The following C# code shows the event handlers. Also, the code includes the event-wiring technique that is used whenever a Silverlight control author implements a templateable control. This technique enables the separation of UI appearance (which can be overridden) from the input event-handling behavior (which is implemented by the control author).

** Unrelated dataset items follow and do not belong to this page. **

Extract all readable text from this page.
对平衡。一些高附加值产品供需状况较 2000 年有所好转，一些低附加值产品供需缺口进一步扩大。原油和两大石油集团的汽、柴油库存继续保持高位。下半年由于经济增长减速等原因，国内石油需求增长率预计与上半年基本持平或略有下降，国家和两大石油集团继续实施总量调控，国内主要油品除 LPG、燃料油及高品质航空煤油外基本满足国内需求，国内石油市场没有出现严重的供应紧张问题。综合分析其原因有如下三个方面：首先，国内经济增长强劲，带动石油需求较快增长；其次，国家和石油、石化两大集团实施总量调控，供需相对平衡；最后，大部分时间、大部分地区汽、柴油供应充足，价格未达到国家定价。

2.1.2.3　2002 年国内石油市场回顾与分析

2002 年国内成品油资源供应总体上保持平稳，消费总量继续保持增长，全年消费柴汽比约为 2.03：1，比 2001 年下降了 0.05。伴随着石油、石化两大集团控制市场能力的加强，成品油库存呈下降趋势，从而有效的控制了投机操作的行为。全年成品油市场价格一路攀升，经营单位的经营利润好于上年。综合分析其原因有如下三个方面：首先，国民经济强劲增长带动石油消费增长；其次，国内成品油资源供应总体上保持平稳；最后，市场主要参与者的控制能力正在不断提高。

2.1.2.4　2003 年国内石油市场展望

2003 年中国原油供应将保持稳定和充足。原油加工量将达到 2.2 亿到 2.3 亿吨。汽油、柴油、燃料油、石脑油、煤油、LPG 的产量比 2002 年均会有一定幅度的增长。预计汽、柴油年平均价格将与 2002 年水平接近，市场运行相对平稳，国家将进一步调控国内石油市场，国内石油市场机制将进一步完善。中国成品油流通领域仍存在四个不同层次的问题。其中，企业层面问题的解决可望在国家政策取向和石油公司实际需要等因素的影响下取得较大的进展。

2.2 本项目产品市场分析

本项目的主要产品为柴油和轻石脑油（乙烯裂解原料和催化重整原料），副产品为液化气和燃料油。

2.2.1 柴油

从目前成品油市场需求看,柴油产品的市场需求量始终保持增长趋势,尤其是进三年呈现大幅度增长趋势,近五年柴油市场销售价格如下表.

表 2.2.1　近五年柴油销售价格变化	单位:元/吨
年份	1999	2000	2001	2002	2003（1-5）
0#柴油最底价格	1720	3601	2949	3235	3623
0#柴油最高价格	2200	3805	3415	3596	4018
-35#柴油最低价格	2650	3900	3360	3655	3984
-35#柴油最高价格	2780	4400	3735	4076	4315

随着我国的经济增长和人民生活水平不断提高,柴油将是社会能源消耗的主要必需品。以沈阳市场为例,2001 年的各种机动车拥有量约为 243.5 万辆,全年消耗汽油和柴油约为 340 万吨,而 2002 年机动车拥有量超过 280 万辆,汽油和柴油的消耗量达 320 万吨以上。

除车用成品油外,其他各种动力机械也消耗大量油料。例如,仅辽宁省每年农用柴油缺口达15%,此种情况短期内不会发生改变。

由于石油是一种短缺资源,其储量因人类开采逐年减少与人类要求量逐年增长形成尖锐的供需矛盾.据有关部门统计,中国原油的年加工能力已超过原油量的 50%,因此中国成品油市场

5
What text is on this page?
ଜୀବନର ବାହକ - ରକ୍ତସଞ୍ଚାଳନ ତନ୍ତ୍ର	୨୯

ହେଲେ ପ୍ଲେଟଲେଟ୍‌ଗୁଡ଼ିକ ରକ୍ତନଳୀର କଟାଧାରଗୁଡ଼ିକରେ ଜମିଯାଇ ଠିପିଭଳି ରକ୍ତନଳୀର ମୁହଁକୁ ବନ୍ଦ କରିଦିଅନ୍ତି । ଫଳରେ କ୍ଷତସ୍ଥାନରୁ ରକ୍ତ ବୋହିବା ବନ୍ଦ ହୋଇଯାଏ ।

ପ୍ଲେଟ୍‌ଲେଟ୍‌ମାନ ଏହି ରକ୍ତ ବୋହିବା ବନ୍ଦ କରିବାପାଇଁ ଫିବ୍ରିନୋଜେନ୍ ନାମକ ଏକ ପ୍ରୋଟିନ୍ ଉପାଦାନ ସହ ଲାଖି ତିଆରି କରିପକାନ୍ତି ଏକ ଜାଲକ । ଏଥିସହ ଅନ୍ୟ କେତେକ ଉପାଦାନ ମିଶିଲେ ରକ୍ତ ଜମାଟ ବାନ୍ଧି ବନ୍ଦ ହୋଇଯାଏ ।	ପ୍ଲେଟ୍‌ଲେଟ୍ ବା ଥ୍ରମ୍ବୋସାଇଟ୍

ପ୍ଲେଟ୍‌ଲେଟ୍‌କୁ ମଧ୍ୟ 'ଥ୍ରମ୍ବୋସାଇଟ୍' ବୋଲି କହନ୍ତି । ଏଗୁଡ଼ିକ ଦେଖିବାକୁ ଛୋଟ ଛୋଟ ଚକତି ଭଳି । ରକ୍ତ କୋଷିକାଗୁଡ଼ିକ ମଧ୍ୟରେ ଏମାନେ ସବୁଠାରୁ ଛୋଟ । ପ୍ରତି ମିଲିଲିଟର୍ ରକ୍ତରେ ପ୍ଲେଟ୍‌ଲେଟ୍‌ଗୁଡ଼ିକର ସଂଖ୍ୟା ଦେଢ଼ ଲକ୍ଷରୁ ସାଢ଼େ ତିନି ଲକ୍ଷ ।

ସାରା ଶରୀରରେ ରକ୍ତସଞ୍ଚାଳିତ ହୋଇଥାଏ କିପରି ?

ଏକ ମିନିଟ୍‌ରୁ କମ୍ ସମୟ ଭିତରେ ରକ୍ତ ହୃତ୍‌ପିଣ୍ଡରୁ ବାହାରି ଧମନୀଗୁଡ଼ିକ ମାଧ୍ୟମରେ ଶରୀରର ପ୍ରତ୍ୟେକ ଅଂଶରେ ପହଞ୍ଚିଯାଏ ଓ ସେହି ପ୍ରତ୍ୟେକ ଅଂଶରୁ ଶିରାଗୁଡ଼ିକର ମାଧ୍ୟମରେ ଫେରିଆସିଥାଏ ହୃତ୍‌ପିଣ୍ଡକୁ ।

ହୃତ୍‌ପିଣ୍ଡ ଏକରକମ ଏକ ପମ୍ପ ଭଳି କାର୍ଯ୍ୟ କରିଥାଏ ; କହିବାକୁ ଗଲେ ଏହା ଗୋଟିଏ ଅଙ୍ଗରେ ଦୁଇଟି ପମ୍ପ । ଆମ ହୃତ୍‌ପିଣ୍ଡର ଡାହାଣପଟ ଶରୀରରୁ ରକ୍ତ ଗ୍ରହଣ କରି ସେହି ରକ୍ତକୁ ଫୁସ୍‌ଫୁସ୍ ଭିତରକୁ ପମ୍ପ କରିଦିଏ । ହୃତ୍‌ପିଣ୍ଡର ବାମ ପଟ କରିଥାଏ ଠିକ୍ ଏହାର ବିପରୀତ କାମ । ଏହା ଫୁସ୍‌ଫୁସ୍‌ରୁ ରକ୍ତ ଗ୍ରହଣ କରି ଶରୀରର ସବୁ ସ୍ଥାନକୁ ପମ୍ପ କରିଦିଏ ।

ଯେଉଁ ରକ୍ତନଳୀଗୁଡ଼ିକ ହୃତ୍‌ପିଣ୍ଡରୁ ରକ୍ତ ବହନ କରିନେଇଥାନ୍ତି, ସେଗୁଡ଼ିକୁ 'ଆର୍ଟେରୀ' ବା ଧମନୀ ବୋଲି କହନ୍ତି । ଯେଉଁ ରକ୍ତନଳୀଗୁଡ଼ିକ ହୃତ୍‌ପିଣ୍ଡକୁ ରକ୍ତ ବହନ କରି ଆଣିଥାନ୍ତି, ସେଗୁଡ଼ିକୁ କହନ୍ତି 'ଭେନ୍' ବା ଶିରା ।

   public class SimpleNumericUpDown : Control
   {
       public SimpleNumericUpDown()
       {
           this.DefaultStyleKey = typeof(SimpleNumericUpDown);
       }
       
       public override void OnApplyTemplate()
       {
           base.OnApplyTemplate();
           Button plusButton = GetTemplateChild("plusButton") as Button;
           Button minusButton = GetTemplateChild("minusButton") as Button;
           Border controlFrame = GetTemplateChild("controlFrame") as Border;
           plusButton.Click += new RoutedEventHandler(Increment);
           minusButton.Click += new RoutedEventHandler(Decrement);
           controlFrame.KeyUp += new KeyEventHandler(Handle_Accelerators);
       }
       private void Increment(object sender, RoutedEventArgs e)
       {
           this.NumericValue += 1;
       }
       private void Decrement(object sender, RoutedEventArgs e)
       {
           this.NumericValue -= 1;
       }
       private void Handle_Accelerators(object sender, KeyEventArgs e)
       {
           switch (e.Key)
           {
               case (Key.Left):
                   this.NumericValue -= 1; 
                   e.Handled=true;
                   break;
               case (Key.Right):
                   this.NumericValue += 1; 
                   e.Handled=true;
                   break;
               default: break;
           }
       }
       public Int32 NumericValue //definition omitted in this example
   }

This example is shown in operation in the working example of custom keyboard events.

Resources

Resources are for information purposes only, no endorsement implied.

Tests

Procedure

  1. Using a browser that supports Silverlight, open an HTML page that references a Silverlight application through an object tag.

  2. Press TAB key to move keyboard focus to various element parts of the user interface.

  3. Verify that any user interface actions that exist for a given element part each have a keyboard equivalent.

Expected Results

#3 is true.

If this is a sufficient technique for a success criterion, failing this test procedure does not necessarily mean that the success criterion has not been satisfied in some other way, only that this technique has not been successfully implemented and can not be used to claim conformance.